Я открываю рот от удивления.
По периметру стен стоят стопки разнообразных картин. Они сняты со стен, чтобы освободить место для вызывающих ужас предметов.
Вонь в зале почти невыносима.
И это неудивительно.
Бальзамировавший стоящие в середине зала существа, должно быть, не был большим специалистом. Об этом говорит как запах разлагающегося мяса, так и нелепые позы, в которых застыли эти создания. Я с ужасом узнаю три существа, идентичные тем, которые напали на меня на дне мертвого бассейна.
Есть еще собака с тремя головами, две из которых маленькие, как опухоли: Цербер, который при жизни, должно быть, выл от боли при каждом движении, судя по странному изгибу его спинного хребта. Я стараюсь чересчур долго не смотреть на нее, а особенно — не смотреть на герцога. Но юноша просто слишком одержим, чтоб обращать на нас внимание. Он мечется от одной диковинки к другой, показывая на них пальцем, поглаживая этих уродов, как тело возлюбленной.
— Смотрите, вот это, видите? Это на прошлой неделе принесла мне команда охотников. Смотрите!
Нечто, уложенное на подстилку, обернуто прозрачным пластиком. Оно кажется медузой, пока не понимаешь, то этот огромный предмет — лицо, с глазами размером с блюдца.
— Захвачено на холмах недалеко от Пеннабили. Прекрасные охотники! В знак благодарности я освободил их поселение от дани на целый год.
Даже через пластик от экспоната исходит запах, ужасный до тошноты.
— Завтра Туччи начнет бальзамировать ее. Ты позволишь мне помочь тебе, Туччи?
— Как пожелаете, синьор герцог.
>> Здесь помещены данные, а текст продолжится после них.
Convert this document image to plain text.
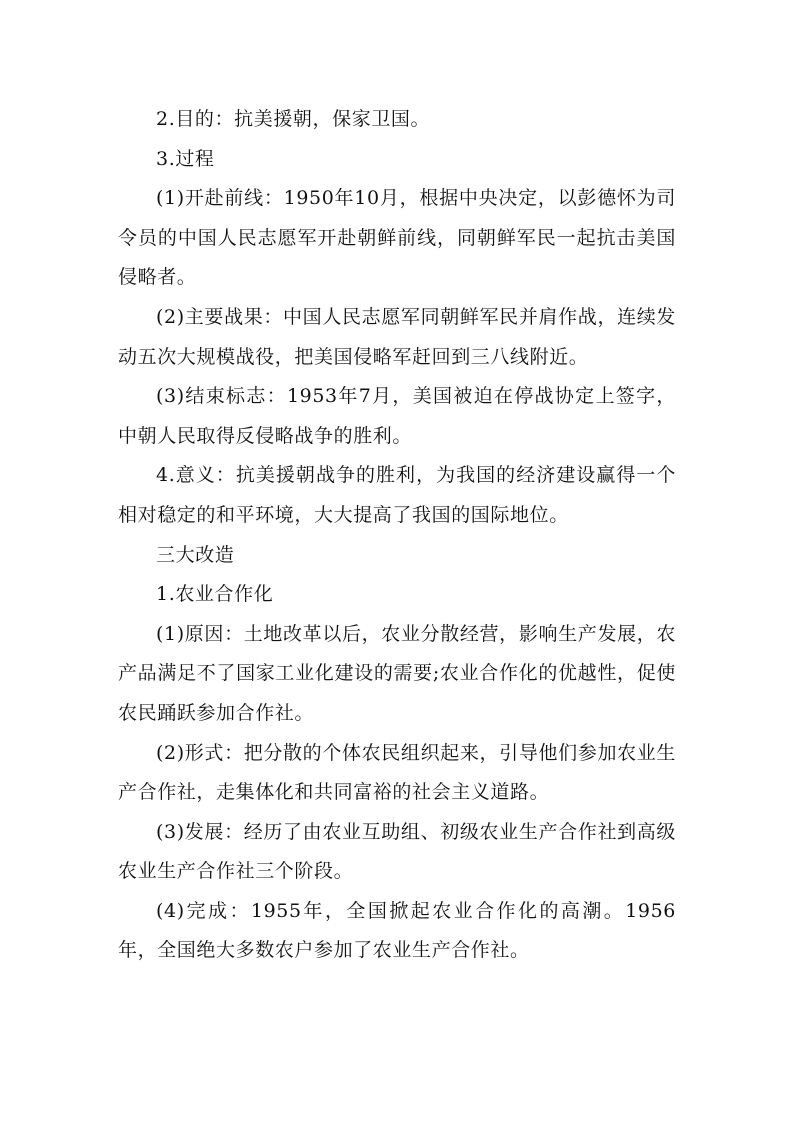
2.目的：抗美援朝，保家卫国。

3.过程

(1)开赴前线：1950年10月，根据中央决定，以彭德怀为司令员的中国人民志愿军开赴朝鲜前线，同朝鲜军民一起抗击美国侵略者。

(2)主要战果：中国人民志愿军同朝鲜军民并肩作战，连续发动五次大规模战役，把美国侵略军赶回到三八线附近。

(3)结束标志：1953年7月，美国被迫在停战协定上签字，中朝人民取得反侵略战争的胜利。

4.意义：抗美援朝战争的胜利，为我国的经济建设赢得一个相对稳定的和平环境，大大提高了我国的国际地位。

三大改造

1.农业合作化

(1)原因：土地改革以后，农业分散经营，影响生产发展，农产品满足不了国家工业化建设的需要;农业合作化的优越性，促使农民踊跃参加合作社。

(2)形式：把分散的个体农民组织起来，引导他们参加农业生产合作社，走集体化和共同富裕的社会主义道路。

(3)发展：经历了由农业互助组、初级农业生产合作社到高级农业生产合作社三个阶段。

(4)完成：1955年，全国掀起农业合作化的高潮。1956年，全国绝大多数农户参加了农业生产合作社。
Хоть я и считаю, что…
— Мне не терпится начать!
Внимание герцога рассеянно, поверхностно и готово отвлечься на любой пустяк.
— Вот там, смотрите! Это одна из жемчужин моей коллекции.
Кусок черного обгоревшего дерева напоминает индейский тотем. Он представляет собой фигуру свернувшейся клубком женщины. Маленькие чуть наметившиеся крылья видны на ее спине. Из вагины высовывается человеческая голова. И мать, и ребенок стиснули зубы от боли.
— Мы взяли ее в одном поселении каннибалов. Она была их богиней. Говорят, богиней плодородия.
— Или автоматом по продаже закусок, — иронически замечает Дюран.
Никто не смеется.
— Здесь поблизости есть поселения каннибалов? — спрашивает Адель.
— Были, — отвечает Туччи с хищной ухмылкой.
Мы медленно бродим среди экспонатов безумного музея. Не все они относятся к современности. Многие предметы, похоже, старинные. Например, черепаха, настолько лакированная, что кажется статуей, а не чем-то, некогда живым, или длинный рог нарвала.
Это похоже на кунсткамеру, на одно из тех собраний удивительных предметов, которые когда-то забавляли знать, способствуя стремительному упадку состояний. Здесь нет ничего, что имело бы на самом деле хоть какую-то ценность. Обычное собрание диковинок, bric-à-brac пустяков.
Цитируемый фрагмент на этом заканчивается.